Nelle tue mani – Mc 9,30-37
In quel tempo, Gesù e i suoi discepoli attraversavano la Galilea, ma egli non voleva che alcuno lo sapesse. Insegnava infatti ai suoi discepoli e diceva loro: «Il Figlio dell’uomo viene consegnato nelle mani degli uomini e lo uccideranno; ma, una volta ucciso, dopo tre giorni risorgerà». Essi però non capivano queste parole e avevano timore di interrogarlo.
Giunsero a Cafàrnao. Quando fu in casa, chiese loro: «Di che cosa stavate discutendo per la strada?». Ed essi tacevano. Per la strada infatti avevano discusso tra loro chi fosse più grande. Sedutosi, chiamò i Dodici e disse loro: «Se uno vuole essere il primo, sia l’ultimo di tutti e il servitore di tutti».
E, preso un bambino, lo pose in mezzo a loro e, abbracciandolo, disse loro: «Chi accoglie uno solo di questi bambini nel mio nome, accoglie me; e chi accoglie me, non accoglie me, ma colui che mi ha mandato».
È forse la definizione più concreta e delicata dell’identità di Dio: Colui che si è «consegnato nelle mani degli uomini». Non uomini familiari, dal volto rassicurante, protettivo, ma sconosciuti, le cui intenzioni non sono sempre pure, taluni a cui affidare il proprio presente e il proprio futuro.
Come mi tratteranno? Dove mi porteranno? Cercheranno il mio bene o il loro? Mi sfrutteranno? Mi stringeranno tra le loro mani per custodirmi o per stritolarmi? Mi terranno tra le loro palme per proteggermi o per espormi agli altri? Per tenermi con sé o per abbandonarmi?
Il “consegnarsi nelle mani degli uomini” è, per Gesù, la descrizione più semplice dell’identità di Dio e, per riflesso, tratteggia la natura dell’amore. Così, se qualcuno dovesse chiederci di descrivergli, con poche e semplici parole, chi è Dio per noi – o, è lo stesso, chi o cosa è l’amore –, potremmo serenamente rispondergli: «colui che si consegna nelle mie mani».

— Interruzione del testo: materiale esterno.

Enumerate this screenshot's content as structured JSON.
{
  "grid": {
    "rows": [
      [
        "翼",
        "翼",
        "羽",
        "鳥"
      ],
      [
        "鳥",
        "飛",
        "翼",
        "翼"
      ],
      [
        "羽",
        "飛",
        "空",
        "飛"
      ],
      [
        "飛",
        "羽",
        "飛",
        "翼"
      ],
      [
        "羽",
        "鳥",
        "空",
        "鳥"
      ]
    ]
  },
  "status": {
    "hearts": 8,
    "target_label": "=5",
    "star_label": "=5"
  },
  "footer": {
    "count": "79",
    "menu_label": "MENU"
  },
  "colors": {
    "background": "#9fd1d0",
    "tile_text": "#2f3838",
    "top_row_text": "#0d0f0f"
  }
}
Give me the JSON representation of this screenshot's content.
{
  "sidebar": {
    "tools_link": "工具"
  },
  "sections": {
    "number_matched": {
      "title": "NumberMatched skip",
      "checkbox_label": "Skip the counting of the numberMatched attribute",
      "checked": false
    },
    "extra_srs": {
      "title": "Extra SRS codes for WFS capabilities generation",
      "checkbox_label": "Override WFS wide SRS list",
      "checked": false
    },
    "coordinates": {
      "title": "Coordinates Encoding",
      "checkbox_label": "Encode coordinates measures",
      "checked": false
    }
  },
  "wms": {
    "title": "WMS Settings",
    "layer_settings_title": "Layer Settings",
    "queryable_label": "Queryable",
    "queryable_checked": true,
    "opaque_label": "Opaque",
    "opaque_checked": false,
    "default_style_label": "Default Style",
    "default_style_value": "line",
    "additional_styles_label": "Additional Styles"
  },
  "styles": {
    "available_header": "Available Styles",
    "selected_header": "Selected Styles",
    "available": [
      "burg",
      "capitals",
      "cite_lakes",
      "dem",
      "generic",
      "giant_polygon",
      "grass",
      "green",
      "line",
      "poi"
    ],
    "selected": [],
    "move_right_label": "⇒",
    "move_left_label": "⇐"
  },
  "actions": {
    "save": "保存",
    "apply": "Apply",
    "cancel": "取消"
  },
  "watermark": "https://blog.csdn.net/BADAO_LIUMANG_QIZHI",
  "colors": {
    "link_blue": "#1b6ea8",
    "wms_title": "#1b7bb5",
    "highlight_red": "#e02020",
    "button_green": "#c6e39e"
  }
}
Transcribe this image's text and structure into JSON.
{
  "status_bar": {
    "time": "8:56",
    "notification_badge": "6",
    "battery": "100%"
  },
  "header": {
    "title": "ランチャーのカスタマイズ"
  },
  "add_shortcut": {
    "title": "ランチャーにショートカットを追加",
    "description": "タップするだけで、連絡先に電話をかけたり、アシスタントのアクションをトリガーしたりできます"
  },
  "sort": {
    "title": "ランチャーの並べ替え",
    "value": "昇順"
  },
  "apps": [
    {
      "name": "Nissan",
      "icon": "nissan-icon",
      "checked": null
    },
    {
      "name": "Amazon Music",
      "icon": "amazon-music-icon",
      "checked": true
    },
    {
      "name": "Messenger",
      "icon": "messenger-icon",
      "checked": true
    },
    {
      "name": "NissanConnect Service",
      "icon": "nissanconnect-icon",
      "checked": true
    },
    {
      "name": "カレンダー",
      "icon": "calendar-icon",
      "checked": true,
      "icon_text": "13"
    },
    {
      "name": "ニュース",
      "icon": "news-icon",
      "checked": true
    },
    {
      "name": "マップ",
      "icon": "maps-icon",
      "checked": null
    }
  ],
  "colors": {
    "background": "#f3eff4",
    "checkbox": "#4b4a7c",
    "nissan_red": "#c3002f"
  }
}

Forse poi ci vergogneremo un po’ nel riconoscere che, spesso, le nostre mani sono vuote, perché il Dio che sempre si consegna a noi è a sua volta da noi consegnato ad altri, non come regalo, ma per liberarci di una presenza ingombrante, una zavorra che rallenta la nostra corsa per essere i più grandi.
Zavorra, come i bambini che, nell’inverno demografico del ricco e pasciuto Occidente, non nascono più.